Abstract 506: Crucial Role of Hydrogen Peroxide as an Endogenous Endothelium-Derived Hyperpolarizing Factor during Pacing-Induced Metabolic Dilatation in Canine Coronary Microvessels in Vivo
Background: We have previously demonstrated that endothelium-derived hydrogen peroxide (H2O2) is an endothelium-derived hyperpolarizing factor (EDHF) in canine coronary microcircu-lation in vivo. However, the role of H2O2/EDHF in metabolic coronary dilatation in vivo remains to be examined. We examined whether H2O2 is involved in pacing-induced metabolic coronary vasodilatation in vivo.
Methods: Canine subepicardial small coronary arteries (SA, >100 μm) and arterioles (A, <100 μm) were continuously observed by an intravital microscope under cyclooxygenase blockade (ibuprofen, 12.5 mg/kg, IV) (n=49).
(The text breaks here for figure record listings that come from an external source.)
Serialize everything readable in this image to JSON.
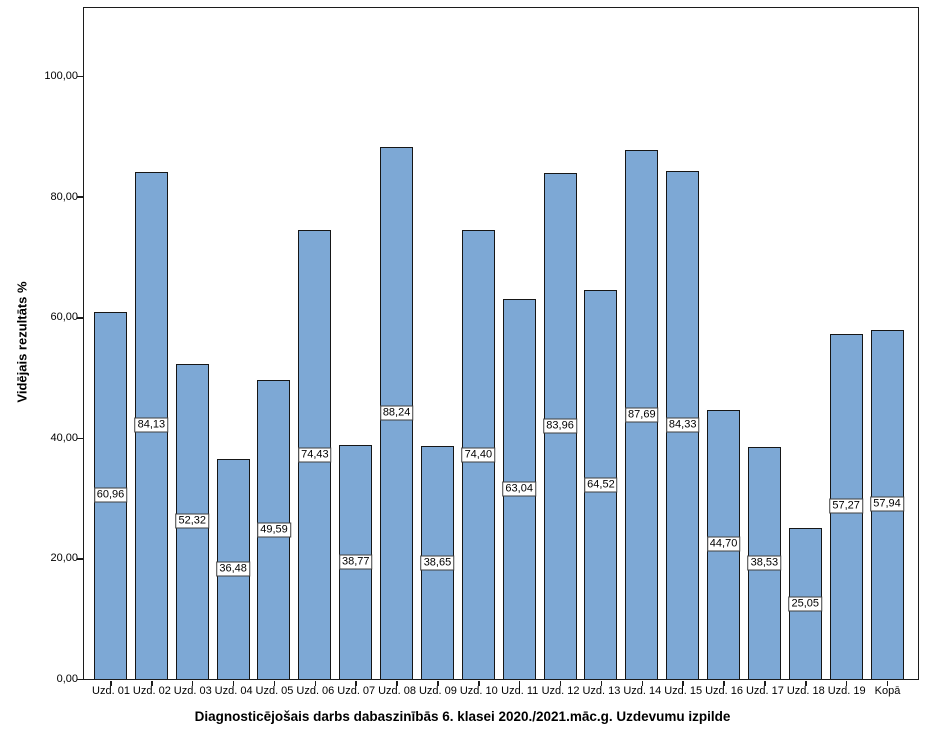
{
  "chart_data": {
    "type": "bar",
    "title": "Diagnosticējošais darbs dabaszinībās 6. klasei 2020./2021.māc.g. Uzdevumu izpilde",
    "ylabel": "Vidējais rezultāts %",
    "xlabel": "",
    "categories": [
      "Uzd. 01",
      "Uzd. 02",
      "Uzd. 03",
      "Uzd. 04",
      "Uzd. 05",
      "Uzd. 06",
      "Uzd. 07",
      "Uzd. 08",
      "Uzd. 09",
      "Uzd. 10",
      "Uzd. 11",
      "Uzd. 12",
      "Uzd. 13",
      "Uzd. 14",
      "Uzd. 15",
      "Uzd. 16",
      "Uzd. 17",
      "Uzd. 18",
      "Uzd. 19",
      "Kopā"
    ],
    "values": [
      60.96,
      84.13,
      52.32,
      36.48,
      49.59,
      74.43,
      38.77,
      88.24,
      38.65,
      74.4,
      63.04,
      83.96,
      64.52,
      87.69,
      84.33,
      44.7,
      38.53,
      25.05,
      57.27,
      57.94
    ],
    "value_labels": [
      "60,96",
      "84,13",
      "52,32",
      "36,48",
      "49,59",
      "74,43",
      "38,77",
      "88,24",
      "38,65",
      "74,40",
      "63,04",
      "83,96",
      "64,52",
      "87,69",
      "84,33",
      "44,70",
      "38,53",
      "25,05",
      "57,27",
      "57,94"
    ],
    "yticks": [
      0,
      20,
      40,
      60,
      80,
      100
    ],
    "ytick_labels": [
      "0,00",
      "20,00",
      "40,00",
      "60,00",
      "80,00",
      "100,00"
    ],
    "ylim": [
      0,
      111.3
    ],
    "grid": false,
    "legend": "none",
    "bar_color": "#7da8d5",
    "bar_border_color": "#161616"
  }
}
Experiments were performed during paired right ventricular pacing under the following 7 conditions; control, NO synthase inhibitor (L-NMMA, 2 μmol/min for 20 min, IC), catalase (a decomposer of H2O2, 40,000 U/kg IV and 240,000 U/kg/min for 10 min, IC), 8-sulfophenyltheophylline (8-SPT, an adenosine receptor blocker, 25 μg/kg/min for 5 min, IC), L-NMMA+catalase, L-NMMA+tetraethylammonium (TEA, KCa channels blocker, 10 μg/kg/min for 10 min, IC), and L-NMMA+catalase+8-SPT.
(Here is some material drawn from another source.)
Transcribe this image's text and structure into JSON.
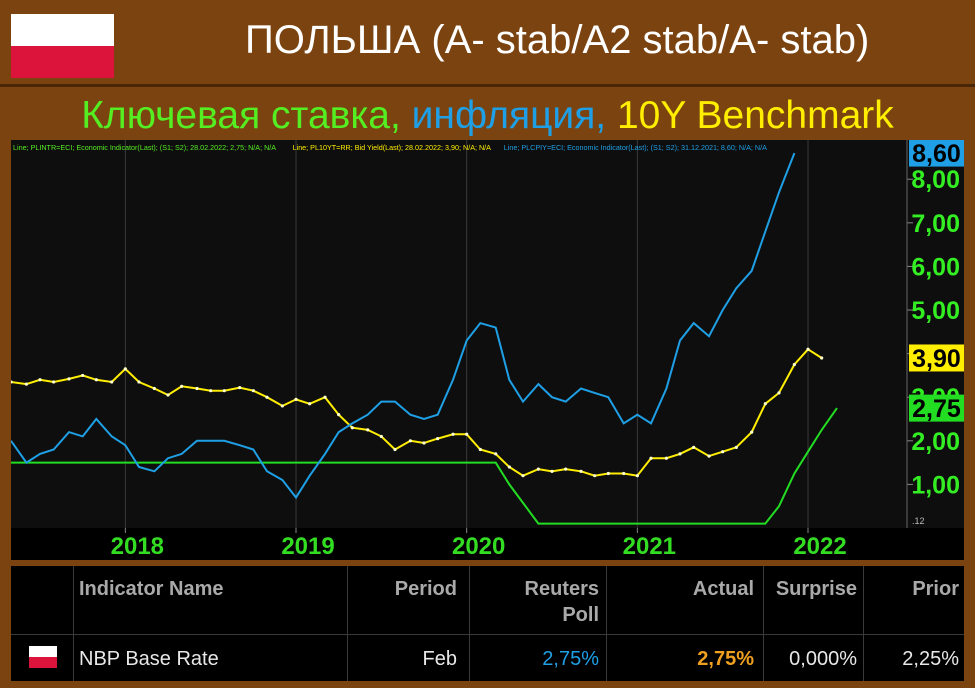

Results: Cardiac tachypacing (60 to 120 bpm) caused coronary vasodilatation in both-sized arteries under control conditions (SA: 8±3%, A: 18±3%) with an increase in coronary blood flow (0.87±0.1 to 1.84±0.3 ml/min/g, P<0.01) and myocardial oxygen consumption (90±10 to 212±25 μl/min/g, P<0.01). The metabolic coronary vasodilatation was significantly decreased after L-NMMA in SA (SA 2±1% vs. control, P<0.05) with increased fluorescent H2O2 production compared with catalase group by fluorescent microscope, whereas catalase decreased the vasodilatation of A (A 8±1% vs. control, P<0.01) with increased fluorescent NO production compared with L-NMMA group, and 8-SPT also decreased the vasodilatation of A (A 8±1% vs. control, P<0.01). The metabolic vasodilatation was markedly attenuated after L-NMMA+catalase, L-NMMA+TEA, and L-NMMA+catalase+8-SPT in both-sized arteries (L-NMMA+catalase, SA -2±1% A 1±1%; L-NMMA+ TEA, SA -1±1% A 1±1%; and L-NMMA+catalase+8-SPT, SA -4±1%, A -2±1%, all P<0.01 vs. control).
Conclusions: These results indicate that H2O2, an EDHF, plays an important role in pacing-induced metabolic coronary vasodilatation in dogs in vivo.